🤖 AI Summary
Vision-language models (VLMs) suffer from two persistent issues: visual hallucination—generating descriptions of non-existent image content—and language shortcuts—bypassing visual input in favor of textual priors. These stem from post-training paradigms that supervise only final outputs, lacking explicit guidance for intermediate visual reasoning. To address this, we propose Vision-SR1, a self-rewarding framework requiring no external annotations or reward models. Its core innovation is decoupling reasoning into two stages—visual perception and linguistic inference—and leveraging the model’s own perceptual outputs to perform self-re-evaluation, thereby generating intrinsic reinforcement signals. Vision-SR1 jointly optimizes both the self-reward signal and standard output supervision, enabling co-adaptation of visual and linguistic capabilities. Experiments demonstrate that Vision-SR1 significantly mitigates visual hallucination, reduces reliance on language priors, and improves robustness and generalization across diverse multimodal understanding tasks.
📝 Abstract
Vision-Language Models (VLMs) often suffer from visual hallucinations, saying things that are not actually in the image, and language shortcuts, where they skip the visual part and just rely on text priors. These issues arise because most post-training methods for VLMs rely on simple verifiable answer matching and supervise only final outputs, leaving intermediate visual reasoning without explicit guidance. As a result, VLMs receive sparse visual signals and often learn to prioritize language-based reasoning over visual perception. To mitigate this, some existing methods add visual supervision using human annotations or distilled labels from external large models. However, human annotations are labor-intensive and costly, and because external signals cannot adapt to the evolving policy, they cause distributional shifts that can lead to reward hacking. In this paper, we introduce Vision-SR1, a self-rewarding method that improves visual reasoning without relying on external visual supervisions via reinforcement learning. Vision-SR1 decomposes VLM reasoning into two stages: visual perception and language reasoning.
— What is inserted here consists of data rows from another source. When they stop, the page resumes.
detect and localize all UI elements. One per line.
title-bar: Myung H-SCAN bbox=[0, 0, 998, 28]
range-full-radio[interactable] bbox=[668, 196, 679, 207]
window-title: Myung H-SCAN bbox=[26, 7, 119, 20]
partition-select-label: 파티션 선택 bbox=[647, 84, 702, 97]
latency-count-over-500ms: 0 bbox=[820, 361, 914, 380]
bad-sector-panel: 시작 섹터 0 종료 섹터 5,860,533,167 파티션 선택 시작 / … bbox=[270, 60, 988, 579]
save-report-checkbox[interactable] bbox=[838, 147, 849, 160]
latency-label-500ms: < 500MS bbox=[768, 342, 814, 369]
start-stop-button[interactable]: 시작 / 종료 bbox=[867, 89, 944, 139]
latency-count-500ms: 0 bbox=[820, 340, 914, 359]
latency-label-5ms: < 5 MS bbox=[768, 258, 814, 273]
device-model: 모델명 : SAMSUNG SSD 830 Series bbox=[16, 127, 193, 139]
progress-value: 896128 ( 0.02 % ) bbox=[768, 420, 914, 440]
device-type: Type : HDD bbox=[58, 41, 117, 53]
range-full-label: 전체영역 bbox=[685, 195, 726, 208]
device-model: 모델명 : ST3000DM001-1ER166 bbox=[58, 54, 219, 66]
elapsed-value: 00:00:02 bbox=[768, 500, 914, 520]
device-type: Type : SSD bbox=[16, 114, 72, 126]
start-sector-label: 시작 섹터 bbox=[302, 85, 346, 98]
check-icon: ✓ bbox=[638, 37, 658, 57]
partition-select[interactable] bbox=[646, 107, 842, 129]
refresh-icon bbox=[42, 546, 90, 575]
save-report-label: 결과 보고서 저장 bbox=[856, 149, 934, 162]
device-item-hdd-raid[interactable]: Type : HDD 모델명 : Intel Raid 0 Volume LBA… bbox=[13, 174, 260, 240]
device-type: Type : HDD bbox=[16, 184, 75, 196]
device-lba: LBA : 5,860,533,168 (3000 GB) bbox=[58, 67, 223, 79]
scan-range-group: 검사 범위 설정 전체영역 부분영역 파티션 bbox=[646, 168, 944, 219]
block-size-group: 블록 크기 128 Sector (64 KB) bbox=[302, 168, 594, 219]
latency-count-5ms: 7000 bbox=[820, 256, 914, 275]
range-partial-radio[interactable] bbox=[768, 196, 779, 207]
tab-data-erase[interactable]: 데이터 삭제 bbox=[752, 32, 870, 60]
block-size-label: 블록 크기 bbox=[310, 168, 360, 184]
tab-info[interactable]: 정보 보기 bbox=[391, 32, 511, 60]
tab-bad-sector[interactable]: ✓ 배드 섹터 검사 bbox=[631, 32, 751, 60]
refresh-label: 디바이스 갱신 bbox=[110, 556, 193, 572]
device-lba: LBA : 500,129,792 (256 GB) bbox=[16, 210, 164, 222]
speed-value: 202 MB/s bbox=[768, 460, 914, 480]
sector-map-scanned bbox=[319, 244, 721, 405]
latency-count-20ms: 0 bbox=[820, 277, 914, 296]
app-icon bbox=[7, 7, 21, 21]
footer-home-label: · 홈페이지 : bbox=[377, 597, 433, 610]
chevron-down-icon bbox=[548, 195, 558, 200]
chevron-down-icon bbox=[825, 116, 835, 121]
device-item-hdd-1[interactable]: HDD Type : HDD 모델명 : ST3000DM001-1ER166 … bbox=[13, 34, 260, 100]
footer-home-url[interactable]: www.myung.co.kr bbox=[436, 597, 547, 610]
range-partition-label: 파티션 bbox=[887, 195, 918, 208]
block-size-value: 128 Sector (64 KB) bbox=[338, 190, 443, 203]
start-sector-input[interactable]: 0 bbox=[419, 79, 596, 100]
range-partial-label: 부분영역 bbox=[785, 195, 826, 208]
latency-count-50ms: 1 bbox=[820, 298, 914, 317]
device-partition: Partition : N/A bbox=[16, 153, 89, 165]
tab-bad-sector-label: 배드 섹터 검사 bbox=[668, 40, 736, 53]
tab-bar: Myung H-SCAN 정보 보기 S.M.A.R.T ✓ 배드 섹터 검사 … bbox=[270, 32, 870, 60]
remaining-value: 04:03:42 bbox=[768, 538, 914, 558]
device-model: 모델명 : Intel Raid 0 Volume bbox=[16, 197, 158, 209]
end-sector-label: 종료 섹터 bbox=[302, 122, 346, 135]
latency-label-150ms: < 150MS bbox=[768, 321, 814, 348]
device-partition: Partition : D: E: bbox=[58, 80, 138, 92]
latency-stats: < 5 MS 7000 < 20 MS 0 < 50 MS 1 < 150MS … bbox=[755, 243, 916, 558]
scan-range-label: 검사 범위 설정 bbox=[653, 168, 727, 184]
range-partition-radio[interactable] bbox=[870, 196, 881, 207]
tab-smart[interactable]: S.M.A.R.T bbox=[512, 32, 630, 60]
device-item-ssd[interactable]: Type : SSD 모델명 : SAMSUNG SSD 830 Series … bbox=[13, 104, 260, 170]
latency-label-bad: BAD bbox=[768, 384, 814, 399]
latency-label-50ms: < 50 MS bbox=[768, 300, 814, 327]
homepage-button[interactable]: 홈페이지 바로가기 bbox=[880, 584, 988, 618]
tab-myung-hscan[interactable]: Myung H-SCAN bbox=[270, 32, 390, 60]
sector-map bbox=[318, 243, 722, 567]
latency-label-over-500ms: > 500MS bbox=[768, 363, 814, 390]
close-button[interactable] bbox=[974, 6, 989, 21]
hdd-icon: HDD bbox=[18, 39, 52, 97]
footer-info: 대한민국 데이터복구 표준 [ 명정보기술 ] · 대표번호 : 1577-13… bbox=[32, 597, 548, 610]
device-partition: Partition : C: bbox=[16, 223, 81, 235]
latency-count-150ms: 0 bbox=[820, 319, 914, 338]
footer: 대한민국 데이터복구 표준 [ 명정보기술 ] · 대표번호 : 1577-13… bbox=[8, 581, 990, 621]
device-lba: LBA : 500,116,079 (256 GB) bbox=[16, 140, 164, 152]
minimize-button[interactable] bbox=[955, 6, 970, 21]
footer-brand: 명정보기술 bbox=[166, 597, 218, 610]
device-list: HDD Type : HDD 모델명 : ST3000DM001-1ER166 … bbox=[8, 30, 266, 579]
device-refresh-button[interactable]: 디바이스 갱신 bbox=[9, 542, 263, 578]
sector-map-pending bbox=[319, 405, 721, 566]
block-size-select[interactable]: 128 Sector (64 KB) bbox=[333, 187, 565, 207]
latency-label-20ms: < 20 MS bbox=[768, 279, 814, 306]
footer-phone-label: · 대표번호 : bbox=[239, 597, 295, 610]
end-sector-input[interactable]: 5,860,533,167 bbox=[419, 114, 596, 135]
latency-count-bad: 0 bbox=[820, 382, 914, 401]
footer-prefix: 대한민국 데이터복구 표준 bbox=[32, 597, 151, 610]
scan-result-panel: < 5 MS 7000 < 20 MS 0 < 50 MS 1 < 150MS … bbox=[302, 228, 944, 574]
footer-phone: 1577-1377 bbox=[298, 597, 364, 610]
The model is first prompted to produce self-contained visual perceptions that are sufficient to answer the question without referring back the input image. To validate this self-containment, the same VLM model is then re-prompted to perform language reasoning using only the generated perception as input to compute reward. This self-reward is combined with supervision on final outputs, providing a balanced training signal that strengthens both visual perception and language reasoning. Our experiments demonstrate that Vision-SR1 improves visual reasoning, mitigates visual hallucinations, and reduces reliance on language shortcuts across diverse vision-language tasks.